At A-S Medication Solutions, we watch COVID treatment in the emergency department through the lens of access and workflow rather than bedside orders, and the pattern is clear. The ED has shifted from crisis mode to risk sorting. Physicians rely on rapid antigen tests for speed, then confirm with PCR when results will change management for high-risk patients. The old obsession with PCR cycle thresholds has faded in daily practice because CT values vary across platforms and do not translate cleanly into bedside decisions; what matters more is who is in front of you, their comorbidities and how quickly you can start treatment. The biggest practical change we see is earlier, more targeted use of antivirals for patients at heightened risk of progression, especially older adults and those with chronic conditions. ED teams are trying to identify those patients fast, start therapy within the recommended window and then hand them off into outpatient follow up without clogging beds. From our side, that has meant tightening pathways so an ED order for an antiviral can move smoothly through pharmacy, prior auth and inventory without delay. The goal now is not managing overwhelming volume. It is preventing the small subset of high-risk patients from spiraling into admission by making testing, risk assessment and antiviral access feel like one continuous, predictable chain.

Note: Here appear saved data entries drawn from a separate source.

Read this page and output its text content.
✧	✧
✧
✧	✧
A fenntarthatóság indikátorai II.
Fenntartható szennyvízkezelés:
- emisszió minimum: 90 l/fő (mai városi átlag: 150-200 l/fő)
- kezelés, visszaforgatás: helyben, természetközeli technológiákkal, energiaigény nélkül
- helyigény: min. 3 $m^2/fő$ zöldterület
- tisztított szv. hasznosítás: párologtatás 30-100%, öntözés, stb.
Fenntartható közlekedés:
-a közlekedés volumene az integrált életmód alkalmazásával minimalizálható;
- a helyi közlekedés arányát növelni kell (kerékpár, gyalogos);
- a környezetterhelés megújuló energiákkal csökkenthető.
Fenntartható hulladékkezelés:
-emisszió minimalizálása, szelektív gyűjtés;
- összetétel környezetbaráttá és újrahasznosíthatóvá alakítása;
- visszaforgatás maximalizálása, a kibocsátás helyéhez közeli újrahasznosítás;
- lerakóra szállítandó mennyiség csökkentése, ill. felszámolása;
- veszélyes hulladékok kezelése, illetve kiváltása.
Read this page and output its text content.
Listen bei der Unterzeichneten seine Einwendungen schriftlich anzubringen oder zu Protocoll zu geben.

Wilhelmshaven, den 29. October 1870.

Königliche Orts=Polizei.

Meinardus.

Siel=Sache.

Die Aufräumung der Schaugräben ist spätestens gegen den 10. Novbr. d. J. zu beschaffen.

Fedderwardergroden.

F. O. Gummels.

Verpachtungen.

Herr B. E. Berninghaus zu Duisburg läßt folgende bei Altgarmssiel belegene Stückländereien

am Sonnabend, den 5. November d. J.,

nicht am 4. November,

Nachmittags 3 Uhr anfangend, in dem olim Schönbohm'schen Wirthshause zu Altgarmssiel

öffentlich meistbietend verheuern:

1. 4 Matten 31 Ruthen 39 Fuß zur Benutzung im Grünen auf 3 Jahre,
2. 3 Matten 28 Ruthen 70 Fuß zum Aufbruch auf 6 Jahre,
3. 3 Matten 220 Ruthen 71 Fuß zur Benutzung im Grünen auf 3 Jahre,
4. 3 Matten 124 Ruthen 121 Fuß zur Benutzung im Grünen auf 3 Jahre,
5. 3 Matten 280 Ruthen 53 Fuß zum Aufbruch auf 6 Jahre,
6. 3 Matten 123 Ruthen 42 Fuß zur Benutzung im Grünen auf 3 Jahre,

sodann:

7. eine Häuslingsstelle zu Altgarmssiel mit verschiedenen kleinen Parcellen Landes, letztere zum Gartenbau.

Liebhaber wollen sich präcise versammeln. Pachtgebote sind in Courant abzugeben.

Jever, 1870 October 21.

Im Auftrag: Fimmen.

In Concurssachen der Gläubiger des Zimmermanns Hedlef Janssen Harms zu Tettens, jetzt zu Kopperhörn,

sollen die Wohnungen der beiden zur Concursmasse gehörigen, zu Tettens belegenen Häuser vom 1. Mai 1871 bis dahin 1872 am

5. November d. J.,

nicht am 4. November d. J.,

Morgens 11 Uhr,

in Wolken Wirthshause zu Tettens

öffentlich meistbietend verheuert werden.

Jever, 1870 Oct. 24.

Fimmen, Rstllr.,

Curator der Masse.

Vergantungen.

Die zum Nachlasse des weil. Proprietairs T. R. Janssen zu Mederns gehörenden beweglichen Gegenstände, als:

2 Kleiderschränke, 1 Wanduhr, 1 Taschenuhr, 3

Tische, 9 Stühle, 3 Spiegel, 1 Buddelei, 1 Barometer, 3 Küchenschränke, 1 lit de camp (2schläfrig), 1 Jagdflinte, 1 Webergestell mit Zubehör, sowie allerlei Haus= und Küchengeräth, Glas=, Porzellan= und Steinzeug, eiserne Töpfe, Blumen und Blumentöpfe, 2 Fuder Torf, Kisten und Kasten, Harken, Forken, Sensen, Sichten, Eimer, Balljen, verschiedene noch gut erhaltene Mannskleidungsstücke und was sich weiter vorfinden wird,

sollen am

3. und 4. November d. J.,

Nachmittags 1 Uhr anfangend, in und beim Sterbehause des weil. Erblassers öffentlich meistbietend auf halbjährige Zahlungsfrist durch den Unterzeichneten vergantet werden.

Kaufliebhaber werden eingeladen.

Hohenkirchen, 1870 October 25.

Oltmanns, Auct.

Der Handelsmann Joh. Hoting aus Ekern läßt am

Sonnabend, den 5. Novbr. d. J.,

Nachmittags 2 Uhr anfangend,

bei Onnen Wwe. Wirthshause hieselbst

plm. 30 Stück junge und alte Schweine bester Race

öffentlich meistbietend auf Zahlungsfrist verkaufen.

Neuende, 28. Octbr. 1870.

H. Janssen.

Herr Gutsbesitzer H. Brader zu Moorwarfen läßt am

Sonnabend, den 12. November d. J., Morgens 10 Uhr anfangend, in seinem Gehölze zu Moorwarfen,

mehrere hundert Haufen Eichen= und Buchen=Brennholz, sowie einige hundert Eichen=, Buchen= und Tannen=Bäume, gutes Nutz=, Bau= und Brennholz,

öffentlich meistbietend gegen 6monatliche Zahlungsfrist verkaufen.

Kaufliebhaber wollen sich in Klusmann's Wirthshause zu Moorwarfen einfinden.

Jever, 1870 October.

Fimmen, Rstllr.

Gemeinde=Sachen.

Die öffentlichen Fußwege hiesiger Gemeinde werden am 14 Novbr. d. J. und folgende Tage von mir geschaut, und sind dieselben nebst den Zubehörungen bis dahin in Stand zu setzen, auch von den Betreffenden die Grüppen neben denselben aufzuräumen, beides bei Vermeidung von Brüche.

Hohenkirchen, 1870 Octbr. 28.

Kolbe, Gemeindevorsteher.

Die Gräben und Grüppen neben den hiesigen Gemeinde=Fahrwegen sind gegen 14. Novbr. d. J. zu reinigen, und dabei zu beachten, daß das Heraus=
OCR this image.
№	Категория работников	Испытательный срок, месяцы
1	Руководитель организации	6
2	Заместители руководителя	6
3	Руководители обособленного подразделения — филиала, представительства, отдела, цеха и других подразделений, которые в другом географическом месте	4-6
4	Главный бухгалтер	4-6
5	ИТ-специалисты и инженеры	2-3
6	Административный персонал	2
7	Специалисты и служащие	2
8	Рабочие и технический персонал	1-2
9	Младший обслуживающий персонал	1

Founder & Medical Director at New York Cosmetic Skin & Laser Surgery Center
Answered 4 months ago
As a dermatologist and laser surgeon in New York, I worked straight through the first chaotic COVID surges and saw how much started in the emergency department. Our ED colleagues now sort people by risk within minutes. Age, lung and heart disease, oxygen saturation, and days from symptom onset drive choices about antivirals like nirmatrelvir and ritonavir or remdesivir, not just a lab printout. The EPIC HR trial showed early oral therapy cut hospitalization or death by about 89 percent in high risk adults, which changed how I send fragile patients to the ER. We almost never use PCR cycle threshold values to decide treatment, despite all the online arguments. Assays are not standardized, and guidelines treat CT as qualitative, not a dosing knob. What matters is the person in front of you and how sick they look.
Initially, when COVID emerged in the early 2020, especially around 2021, there was a lot of confusion. We were dealing with numerous misunderstandings, conflicting guidelines, and some mismanagement due to the newness of the virus and the ever-changing information. As a general physician, I have seen how COVID care in the emergency department has improved over the past few years. Managing COVID has become better now when combined with quick decision making. One of the important steps for emergency management of COVID includes deciding which patients can benefit from antivirals. Some antivirals work best when given early, within the initial days of symptoms. Early treatment can prevent the condition from getting worse. When it comes to testing, PCR testing has been the most trusted method so far, as it detects the genetic material of viruses accurately. The first and foremost step in the emergency department is to check how the patient is breathing and what is their oxygen saturation. People who have low oxygen levels or are already suffering from any other medical conditions should be admitted immediately to prevent sudden deterioration. Oxygen therapy is used when needed, and some steroids are given only when oxygen levels are low. This happens in moderate to severe cases. Overall, COVID care in the emergency department has become better, organized, and predictable than before. The most commonly done procedure in emergency COVID cases involves: quick diagnosis, starting antivirals and monitoring breathing and providing supportive care. This progress has greatly improved patient outcomes compared to the early, confusing days of the pandemic.